NSTEMI and UA are a part of the ACS continuum considered to have similar pathogenesis and clinical presentations but different severity, as defined by the release of cardiac biomarker(s) such as troponin I, troponin T or CK-MB (creatine kinase muscle or brain type). According to the guidelines, “NSTEMI is established if a biomarker has been released” at any time to a level above “the 99th percentile reference limit of the normal population.” UA is diagnosed when there is no biomarker release based on 2 samples collected at least 6 hours apart.

Keep in mind the many causes of elevated troponin levels that do not necessarily indicate MI, such as heart failure, renal failure, arrhythmias, myocarditis, pulmonary embolism, and uneventful coronary procedures. Clinical presentation and other diagnostic studies will help to rule out these alternative diagnoses.

The guidelines also say that a provisional diagnosis of ACS should be further classified following evaluation as:

  1. 1. STEMI requiring consideration of immediate reperfusion therapy or percutaneous coronary intervention (PCI),
  2. 2. NSTEMI,
  3. 3. UA (definite, probable, or possible),
  4. 4. Non-ACS cardiovascular condition (for example, pericarditis), or
  5. 5. Non-cardiac condition with a specific cause (for example, gastroesophageal reflux disease) or with unknown cause.

Following this guideline from the AHA and ACC, coding rules classify UA and ACS as the same condition assigned to a low-severity, low-complexity diagnostic code.

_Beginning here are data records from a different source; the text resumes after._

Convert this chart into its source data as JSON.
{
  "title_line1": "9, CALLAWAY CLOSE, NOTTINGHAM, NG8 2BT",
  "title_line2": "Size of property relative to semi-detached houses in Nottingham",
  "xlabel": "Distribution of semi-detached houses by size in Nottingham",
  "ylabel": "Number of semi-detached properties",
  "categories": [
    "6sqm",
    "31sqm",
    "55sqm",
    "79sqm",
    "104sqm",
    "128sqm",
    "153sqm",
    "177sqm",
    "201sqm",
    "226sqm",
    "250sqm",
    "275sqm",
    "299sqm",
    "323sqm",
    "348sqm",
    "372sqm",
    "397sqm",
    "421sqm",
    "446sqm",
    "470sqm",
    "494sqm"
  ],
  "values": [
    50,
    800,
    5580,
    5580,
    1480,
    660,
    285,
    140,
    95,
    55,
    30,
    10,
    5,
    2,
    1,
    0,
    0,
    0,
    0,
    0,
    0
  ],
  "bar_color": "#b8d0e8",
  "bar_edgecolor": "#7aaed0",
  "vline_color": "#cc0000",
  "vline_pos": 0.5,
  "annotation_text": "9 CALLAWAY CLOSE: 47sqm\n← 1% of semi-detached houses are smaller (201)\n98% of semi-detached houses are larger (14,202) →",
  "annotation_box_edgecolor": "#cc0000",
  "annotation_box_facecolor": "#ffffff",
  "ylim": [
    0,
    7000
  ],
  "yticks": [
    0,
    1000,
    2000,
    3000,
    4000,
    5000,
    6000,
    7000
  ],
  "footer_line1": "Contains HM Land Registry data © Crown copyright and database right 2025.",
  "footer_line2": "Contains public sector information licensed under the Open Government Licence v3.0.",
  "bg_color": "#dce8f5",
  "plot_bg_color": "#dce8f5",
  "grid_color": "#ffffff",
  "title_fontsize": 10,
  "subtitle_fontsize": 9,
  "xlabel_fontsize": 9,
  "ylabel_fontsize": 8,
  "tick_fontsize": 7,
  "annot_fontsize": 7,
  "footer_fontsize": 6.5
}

NSTEMI—even if characterized as mild or “early”—is classified as an acute MI, a more serious and complex diagnosis.

Finally, where does demand ischemia fit into the picture? This term is often used indiscriminately to describe patients with evidence of myocardial ischemia associated with a mismatch between myocardial oxygen demand and supply, but without coronary artery disease (CAD) or at least not primarily due to CAD. The diagnosis of “demand ischemia” is sometimes used when patients experience release of cardiac biomarkers, like troponin.

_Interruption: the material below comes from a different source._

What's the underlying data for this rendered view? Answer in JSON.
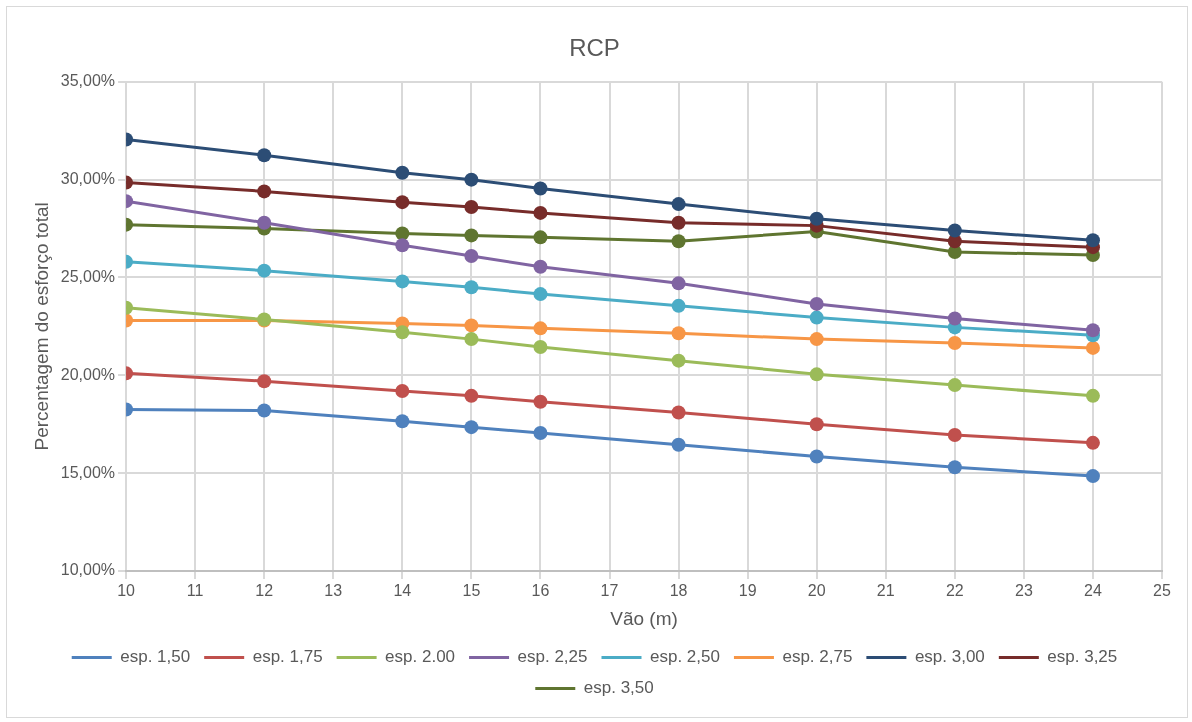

However, the Third Universal Definition of Myocardial Infarction (Circulation. 2012;126:2020-2035), developed jointly and published by the ACC, AHA, European Society of Cardiology and World Heart Foundation, defines “MI type 2” as “myocardial injury with necrosis [recognized by cardiac biomarker release], where a condition other than CAD contributes to an imbalance between myocardial oxygen supply and/or demand.”

Therefore, “demand ischemia” associated with release of cardiac biomarkers (to a level above the 99th percentile reference limit) actually represents progression to myocardial infarction (such as NSTEMI) as defined by this authoritative professional consensus. This is also consistent with the AHA/ACC guidelines for UA/NSTEMI discussed above.

Examples of conditions involving myocardial oxygen supply/demand imbalance include those listed in Table 1. The circumstances associated with MI as specified by the Universal Definition of MI are classified in Table 2.

In summary, ACS is a provisional description for conditions along a continuum of myocardial ischemia and infarction. A more specific diagnosis should be established based on subsequent evaluation. In the setting of myocardial ischemia, the distinction between NSTEMI and UA is crucial and based on the presence or absence of cardiac biomarker release (troponin or CK-MB). Cardiac biomarker release in the setting of “demand ischemia” actually represents type 2 MI.